Soprattutto la rappresentazione di Don José come un personaggio psicologicamente ferito ma imperdonabile crea profonde riflessioni. Konstantinos Klironomos è convincente in questo ruolo e mette in risalto in modo impressionante l'ambivalenza del rapporto tra lui e Carmen. Ieva Prudnikovaite trasmette perfettamente sia la forza che la vulnerabilità del suo personaggio, mentre Evmorfia Metaxaki offre una performance complessa e ricca di sfumature nei panni di Michaëla.
Un argomento contemporaneo
La produzione affronta un problema che è presente in modo preoccupante anche nella realtà. Il femminicidio, ovvero l’uccisione di una donna a causa del suo sesso, spesso non è impulsivo ma piuttosto meticolosamente pianificato. La ricerca attuale mostra che 155 donne in Germania sono state uccise dal loro (ex) partner nel 2023. Queste cifre spaventose chiariscono che la violenza contro le donne è un problema sociale strettamente legato alle relazioni gerarchiche di genere. Ciò è sottolineato da bpb.de.
Il tema del femminicidio in particolare è trasmesso in modo avvincente nella produzione di “Carmen”. Viene evidenziata la necessità di una gestione interdisciplinare del rischio al fine di identificare e combattere i modelli violenti in una fase precoce. Misure decisive come analisi sistematiche dei rischi e catene di intervento consolidate possono aiutare a tenere il problema sotto controllo. Come sottolinea [frauenhauskoordinierung.de](https://www.frauenhauskoordinierung.de/themenportal/polizei-gegen-frauen/wolke Formen/femizide), la prevenzione a lungo termine del femminicidio è possibile solo attraverso un approccio olistico che offra anche protezione legale e sociale per le donne in situazioni violente.
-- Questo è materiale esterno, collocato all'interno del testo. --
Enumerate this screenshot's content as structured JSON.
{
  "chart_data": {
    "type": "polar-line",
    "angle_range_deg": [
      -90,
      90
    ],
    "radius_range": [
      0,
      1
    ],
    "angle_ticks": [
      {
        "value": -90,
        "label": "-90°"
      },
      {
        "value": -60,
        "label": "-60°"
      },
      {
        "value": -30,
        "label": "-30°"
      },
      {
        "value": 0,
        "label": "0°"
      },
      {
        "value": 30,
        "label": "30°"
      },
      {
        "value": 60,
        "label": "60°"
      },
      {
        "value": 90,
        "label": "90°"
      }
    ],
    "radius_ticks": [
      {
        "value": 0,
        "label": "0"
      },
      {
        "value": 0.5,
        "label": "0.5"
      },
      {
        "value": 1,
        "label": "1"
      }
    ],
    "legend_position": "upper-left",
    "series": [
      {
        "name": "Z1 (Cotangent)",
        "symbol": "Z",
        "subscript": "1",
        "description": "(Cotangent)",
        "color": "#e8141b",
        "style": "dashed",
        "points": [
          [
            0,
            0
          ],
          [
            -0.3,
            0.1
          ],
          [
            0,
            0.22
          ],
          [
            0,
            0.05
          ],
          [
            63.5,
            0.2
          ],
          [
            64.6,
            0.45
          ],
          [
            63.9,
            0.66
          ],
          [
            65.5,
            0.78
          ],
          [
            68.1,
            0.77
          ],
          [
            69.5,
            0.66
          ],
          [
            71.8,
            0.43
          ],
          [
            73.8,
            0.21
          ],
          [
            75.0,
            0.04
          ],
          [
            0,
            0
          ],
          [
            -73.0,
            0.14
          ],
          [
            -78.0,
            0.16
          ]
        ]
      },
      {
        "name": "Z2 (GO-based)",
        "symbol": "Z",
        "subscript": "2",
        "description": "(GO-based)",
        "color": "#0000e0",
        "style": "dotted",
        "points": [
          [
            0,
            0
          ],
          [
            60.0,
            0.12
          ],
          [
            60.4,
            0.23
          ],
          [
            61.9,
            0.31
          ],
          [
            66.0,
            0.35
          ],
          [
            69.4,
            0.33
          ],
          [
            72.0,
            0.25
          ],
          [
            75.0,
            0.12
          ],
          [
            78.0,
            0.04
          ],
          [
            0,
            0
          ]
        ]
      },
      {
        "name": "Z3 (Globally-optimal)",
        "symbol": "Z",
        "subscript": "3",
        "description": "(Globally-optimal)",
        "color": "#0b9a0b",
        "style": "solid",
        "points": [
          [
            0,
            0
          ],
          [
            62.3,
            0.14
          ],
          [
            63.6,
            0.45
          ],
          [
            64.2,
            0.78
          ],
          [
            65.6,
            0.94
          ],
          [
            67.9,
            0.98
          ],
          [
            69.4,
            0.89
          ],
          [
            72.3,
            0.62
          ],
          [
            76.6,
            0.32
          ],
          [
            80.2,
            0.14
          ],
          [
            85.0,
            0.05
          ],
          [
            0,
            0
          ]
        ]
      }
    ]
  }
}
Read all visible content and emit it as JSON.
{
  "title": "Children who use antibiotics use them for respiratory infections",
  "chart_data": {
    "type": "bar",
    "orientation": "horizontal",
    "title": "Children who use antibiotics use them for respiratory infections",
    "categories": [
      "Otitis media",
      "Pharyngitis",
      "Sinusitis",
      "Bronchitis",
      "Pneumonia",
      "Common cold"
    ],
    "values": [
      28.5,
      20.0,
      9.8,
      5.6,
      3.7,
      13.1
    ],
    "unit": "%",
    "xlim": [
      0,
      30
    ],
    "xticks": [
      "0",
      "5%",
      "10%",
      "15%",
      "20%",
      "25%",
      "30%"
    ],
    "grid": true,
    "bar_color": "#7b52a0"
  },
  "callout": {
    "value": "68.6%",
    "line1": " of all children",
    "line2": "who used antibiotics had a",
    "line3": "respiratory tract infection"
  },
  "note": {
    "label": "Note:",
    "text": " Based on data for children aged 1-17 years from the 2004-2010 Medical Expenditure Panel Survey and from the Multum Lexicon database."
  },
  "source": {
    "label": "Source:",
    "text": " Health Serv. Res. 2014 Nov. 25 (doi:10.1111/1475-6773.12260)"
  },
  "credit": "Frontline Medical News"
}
L'arte come specchio della società
Il set di Dieter Richter supporta questi temi profondi attraverso un design spartano che conferisce alla produzione un'estetica chiara e potente. L'orchestra filarmonica sotto la direzione di Stefan Vladar colpisce per la sua precisione ritmica e flessibilità tonale, che danno ulteriore enfasi al contenuto emotivo dell'opera. Jacob Scharfman in particolare nel ruolo di Escamillo evidenzia l'ambivalenza dei modelli maschili e stimola così la riflessione.
Questa produzione non presenta solo un'opera, ma anche un'analisi contemporanea dei rapporti di potere e delle rivendicazioni patriarcali di proprietà. L'ensemble riceve una standing ovation, che sottolinea in modo impressionante l'attualità e l'impatto emotivo del tema. La serata promette di essere non solo un'esperienza culturale, ma anche una piattaforma per importanti discussioni sociali.